Fettleibigkeit ist eines der Hauptgesundheitsrisiken in modernen Gesellschaften. In Deutschland leidet rund jeder Fünfte daran. Sie kann nicht nur den Bewegungsapparat, das Herz-Kreislauf-System oder die Psyche schädigen, sondern auch zu Typ-2-Diabetes führen. Für die meisten stark fettleibigen Menschen ist eine Magenverkleinerung die einzige Möglichkeit, auf Dauer deutlich Gewicht zu verlieren. Wie sich solche Operationen auch positiv auf die Darmflora und den Hormonhaushalt auswirken können, ist eines der Themen des 57. Symposiums der Deutschen Gesellschaft für Endokrinologie (DGE), das vom 19. bis zum 22. März 2014 in Dresden stattfindet.

Üblicherweise stehen bei der Behandlung von Übergewicht konservative Maßnahmen wie Diäten oder Ernährungs- und Bewegungstherapien an erster Stelle. Die Wirkung dieser Maßnahmen ist jedoch meistens zeitlich begrenzt. Die einzige Option, mit der bei der Mehrzahl der stark fettleibigen Patienten eine deutliche Gewichtsabnahme erreicht und dann auch das erreichte Gewicht gehalten wird, zumindest für längere Zeit, ist eine sogenannte bariatrische Operation. Durch die Verringerung der Magen- und eventuell der Darmkapazität werden weniger Nährstoffe aufgenommen. Nach Angaben der DGE ergab eine aktuelle Analyse der Daten von rund 160.000 Patienten, dass deren Body-Mass-Index (BMI) - berechnet aus Körpergewicht (kg) dividiert durch das Quadrat der Körpergröße (m²) - fünf Jahre nach der Operation von durchschnittlich 46 auf 29 bis 35 gesunken war.

"Solche Operationen verbessern die Lebensqualität, senken das Risiko für bestimmte Krebserkrankungen bei Frauen und wirken sich positiv auf die Darmflora und den Hormonhaushalt aus", sagt Professor Dr. med. Matthias Blüher, Oberarzt am Universitätsklinikum Leipzig. Es könne beispielsweise nach einer bariatrischen Operation zu einer für den Stoffwechsel besseren Freisetzung von Hormonen aus der Magen- und der Darmwand kommen.

"Es ist bekannt, dass bei vielen Typ-2-Diabetespatienten nach einer bariatrischen Operation der Diabetes deutlich besser wird oder sogar verschwindet", sagt Professor Dr. med. Stefan R. Bornstein, Direktor am Universitätsklinikum Dresden und Tagungspräsident des 57. DGE-Symposiums. Ein aktueller Übersichtsartikel in der "Deutschen Medizinischen Wochenschrift" zeige, dass nach einer Schlauchmagenbildung (Sleevegastrectromy) die Stoffwechsellage in einem von zwei Fällen zumindest für eine Weile normalisiert wird. Beim sogenannten Roux-en-Y-Magenbypass, also einer Magenverkleinerung in Kombination mit einer bewusst herbeigeführten Mangelverdauung, liege die Remissionsrate des Typ 2 bei etwa zwei von drei Patienten. Die Ursachen dafür seien letztlich noch nicht genau bekannt.
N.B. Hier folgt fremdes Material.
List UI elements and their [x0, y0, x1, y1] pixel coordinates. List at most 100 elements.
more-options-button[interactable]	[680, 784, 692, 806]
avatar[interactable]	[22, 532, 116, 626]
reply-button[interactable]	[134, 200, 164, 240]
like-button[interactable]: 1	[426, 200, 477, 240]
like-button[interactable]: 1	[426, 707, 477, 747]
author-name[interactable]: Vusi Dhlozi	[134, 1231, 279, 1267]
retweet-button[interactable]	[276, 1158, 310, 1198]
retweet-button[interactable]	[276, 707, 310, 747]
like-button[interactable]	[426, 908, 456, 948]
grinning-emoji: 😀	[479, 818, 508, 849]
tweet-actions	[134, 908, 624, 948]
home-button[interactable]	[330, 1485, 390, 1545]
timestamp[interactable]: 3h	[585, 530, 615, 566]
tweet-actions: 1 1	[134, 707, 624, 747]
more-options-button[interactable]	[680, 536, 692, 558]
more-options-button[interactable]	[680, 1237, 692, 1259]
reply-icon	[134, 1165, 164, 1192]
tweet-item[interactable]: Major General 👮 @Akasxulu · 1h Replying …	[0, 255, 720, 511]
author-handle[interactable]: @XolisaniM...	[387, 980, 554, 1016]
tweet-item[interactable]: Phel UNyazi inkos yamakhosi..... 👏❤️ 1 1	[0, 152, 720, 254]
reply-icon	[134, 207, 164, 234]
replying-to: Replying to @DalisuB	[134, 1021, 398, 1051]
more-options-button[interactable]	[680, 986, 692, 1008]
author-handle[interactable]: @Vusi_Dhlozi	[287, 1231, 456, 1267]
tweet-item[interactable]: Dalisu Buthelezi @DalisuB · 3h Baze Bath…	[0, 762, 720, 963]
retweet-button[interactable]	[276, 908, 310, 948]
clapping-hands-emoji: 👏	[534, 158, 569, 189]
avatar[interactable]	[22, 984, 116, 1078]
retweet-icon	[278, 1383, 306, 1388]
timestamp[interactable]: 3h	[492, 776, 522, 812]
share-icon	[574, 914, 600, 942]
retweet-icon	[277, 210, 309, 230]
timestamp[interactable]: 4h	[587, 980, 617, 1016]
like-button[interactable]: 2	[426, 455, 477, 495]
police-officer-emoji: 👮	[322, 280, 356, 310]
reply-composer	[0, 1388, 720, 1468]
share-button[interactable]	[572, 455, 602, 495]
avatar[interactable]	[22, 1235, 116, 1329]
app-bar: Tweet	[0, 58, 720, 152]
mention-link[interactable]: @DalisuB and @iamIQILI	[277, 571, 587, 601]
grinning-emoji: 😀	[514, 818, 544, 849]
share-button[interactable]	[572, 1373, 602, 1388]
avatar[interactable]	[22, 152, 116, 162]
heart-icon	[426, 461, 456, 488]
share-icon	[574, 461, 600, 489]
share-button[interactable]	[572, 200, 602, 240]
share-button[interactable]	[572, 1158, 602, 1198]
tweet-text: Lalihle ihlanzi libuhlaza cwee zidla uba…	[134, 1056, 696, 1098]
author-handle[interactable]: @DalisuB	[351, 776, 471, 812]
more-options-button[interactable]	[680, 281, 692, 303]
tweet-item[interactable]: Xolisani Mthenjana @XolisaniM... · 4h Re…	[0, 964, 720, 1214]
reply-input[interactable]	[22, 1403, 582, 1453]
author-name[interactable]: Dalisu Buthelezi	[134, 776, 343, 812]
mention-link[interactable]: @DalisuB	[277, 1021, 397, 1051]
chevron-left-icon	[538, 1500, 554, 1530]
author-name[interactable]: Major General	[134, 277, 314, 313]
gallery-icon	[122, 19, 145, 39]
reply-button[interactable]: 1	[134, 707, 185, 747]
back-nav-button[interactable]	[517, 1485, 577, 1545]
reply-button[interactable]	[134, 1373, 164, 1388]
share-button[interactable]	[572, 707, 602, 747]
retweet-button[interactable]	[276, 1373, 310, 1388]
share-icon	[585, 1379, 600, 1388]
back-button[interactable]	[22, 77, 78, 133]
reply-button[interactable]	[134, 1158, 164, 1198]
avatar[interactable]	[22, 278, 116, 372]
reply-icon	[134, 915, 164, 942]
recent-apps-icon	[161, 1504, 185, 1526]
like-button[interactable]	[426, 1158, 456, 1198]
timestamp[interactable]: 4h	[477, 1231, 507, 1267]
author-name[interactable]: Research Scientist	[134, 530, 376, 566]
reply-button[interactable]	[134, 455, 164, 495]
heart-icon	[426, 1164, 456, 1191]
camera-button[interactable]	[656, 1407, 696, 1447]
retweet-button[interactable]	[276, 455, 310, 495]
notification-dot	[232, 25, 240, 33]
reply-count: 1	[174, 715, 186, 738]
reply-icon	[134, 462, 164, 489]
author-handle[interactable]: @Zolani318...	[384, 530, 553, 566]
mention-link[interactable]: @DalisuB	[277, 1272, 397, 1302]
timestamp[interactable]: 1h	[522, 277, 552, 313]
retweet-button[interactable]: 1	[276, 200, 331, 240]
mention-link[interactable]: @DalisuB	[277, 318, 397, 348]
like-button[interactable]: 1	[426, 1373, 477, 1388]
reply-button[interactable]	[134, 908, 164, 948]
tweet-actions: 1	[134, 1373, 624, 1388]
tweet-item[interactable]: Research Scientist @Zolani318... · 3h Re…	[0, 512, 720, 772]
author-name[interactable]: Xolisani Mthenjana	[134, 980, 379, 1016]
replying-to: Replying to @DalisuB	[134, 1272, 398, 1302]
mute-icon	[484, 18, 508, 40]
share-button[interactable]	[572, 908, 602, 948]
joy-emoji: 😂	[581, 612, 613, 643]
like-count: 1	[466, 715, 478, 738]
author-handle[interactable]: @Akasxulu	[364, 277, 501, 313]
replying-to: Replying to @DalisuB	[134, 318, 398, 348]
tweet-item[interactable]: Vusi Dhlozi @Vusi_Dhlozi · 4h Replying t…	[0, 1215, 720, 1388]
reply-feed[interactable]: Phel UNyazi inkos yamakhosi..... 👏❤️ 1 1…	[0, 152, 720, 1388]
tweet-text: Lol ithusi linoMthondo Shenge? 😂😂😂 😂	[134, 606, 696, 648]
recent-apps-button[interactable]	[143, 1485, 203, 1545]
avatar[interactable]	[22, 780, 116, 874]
Professor Blüher weist aber auch darauf hin, dass es sich bei bariatrischen Operationen um komplizierte Eingriffe handele, durch die es auch zu Komplikationen und unerwünschten Nebenwirkungen kommen könne. "Und es ist eine intensive Nachbetreuung nötig. Deshalb muss vor diesen Operationen ausführlich mit den Patienten darüber gesprochen und die Entscheidung gut abgewogen werden", ergänzt der Experte aus Leipzig. Aber auch das soziale Umfeld des Patienten sei wichtig, fügt Professor Dr. med. Dr. h. c. Helmut Schatz aus Bochum, Mediensprecher der DGE, hinzu. "Regelmäßige Kontrollen über einen langen Zeitraum sind unverzichtbar."
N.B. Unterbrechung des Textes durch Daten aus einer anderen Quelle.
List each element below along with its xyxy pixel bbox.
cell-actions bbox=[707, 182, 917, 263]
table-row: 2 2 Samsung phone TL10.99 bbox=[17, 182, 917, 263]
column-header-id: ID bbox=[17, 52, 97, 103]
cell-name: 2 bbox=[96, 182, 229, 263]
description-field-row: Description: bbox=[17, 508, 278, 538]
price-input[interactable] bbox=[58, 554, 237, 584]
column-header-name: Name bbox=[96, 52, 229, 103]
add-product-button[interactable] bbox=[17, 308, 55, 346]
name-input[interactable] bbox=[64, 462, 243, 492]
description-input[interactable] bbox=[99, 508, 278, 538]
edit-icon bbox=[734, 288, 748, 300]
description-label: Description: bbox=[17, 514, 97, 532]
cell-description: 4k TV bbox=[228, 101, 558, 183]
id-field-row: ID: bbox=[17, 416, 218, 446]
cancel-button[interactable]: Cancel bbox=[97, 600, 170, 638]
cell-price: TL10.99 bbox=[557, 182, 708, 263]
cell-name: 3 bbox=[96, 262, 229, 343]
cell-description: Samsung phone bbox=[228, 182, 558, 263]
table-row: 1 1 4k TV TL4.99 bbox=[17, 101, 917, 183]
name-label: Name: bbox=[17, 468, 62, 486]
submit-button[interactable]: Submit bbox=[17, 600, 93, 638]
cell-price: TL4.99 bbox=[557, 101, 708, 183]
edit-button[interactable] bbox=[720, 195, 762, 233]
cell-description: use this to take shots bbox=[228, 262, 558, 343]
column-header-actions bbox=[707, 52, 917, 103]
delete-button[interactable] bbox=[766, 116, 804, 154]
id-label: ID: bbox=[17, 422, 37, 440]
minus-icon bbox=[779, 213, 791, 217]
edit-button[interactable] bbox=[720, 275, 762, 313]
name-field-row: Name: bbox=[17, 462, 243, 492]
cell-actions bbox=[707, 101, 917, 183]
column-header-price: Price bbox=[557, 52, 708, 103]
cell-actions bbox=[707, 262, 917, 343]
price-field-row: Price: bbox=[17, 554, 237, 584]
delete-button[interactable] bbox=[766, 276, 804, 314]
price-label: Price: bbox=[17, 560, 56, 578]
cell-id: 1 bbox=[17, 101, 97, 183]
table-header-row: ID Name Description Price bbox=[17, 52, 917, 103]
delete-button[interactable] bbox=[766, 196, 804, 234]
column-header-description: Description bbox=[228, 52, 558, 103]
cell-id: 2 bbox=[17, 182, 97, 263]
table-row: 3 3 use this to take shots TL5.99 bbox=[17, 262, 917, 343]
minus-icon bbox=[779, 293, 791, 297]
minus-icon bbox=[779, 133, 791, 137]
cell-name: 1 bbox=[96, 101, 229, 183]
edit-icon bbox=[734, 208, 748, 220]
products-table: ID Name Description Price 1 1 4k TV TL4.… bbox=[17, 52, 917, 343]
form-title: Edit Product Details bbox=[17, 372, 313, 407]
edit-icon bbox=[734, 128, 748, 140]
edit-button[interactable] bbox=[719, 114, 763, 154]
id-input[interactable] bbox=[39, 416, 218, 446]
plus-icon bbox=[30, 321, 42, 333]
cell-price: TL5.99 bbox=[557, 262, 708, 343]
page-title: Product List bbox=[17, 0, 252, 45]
In welchen Fällen Bariatrische Chirurgie eingesetzt werden sollte und welche Konsequenzen sich daraus für den Patienten ergeben, diskutieren die Experten auf der Pressekonferenz am 19. März 2014 beim diesjährigen DGE-Symposium.

Literatur

F. Benedix et al.: Welche Rolle spielt die Chirurgie bei der Therapie des Diabetes mellitus Typ 2? Dtsch. Med. Wochenschr. 2014; 1390: 207-212.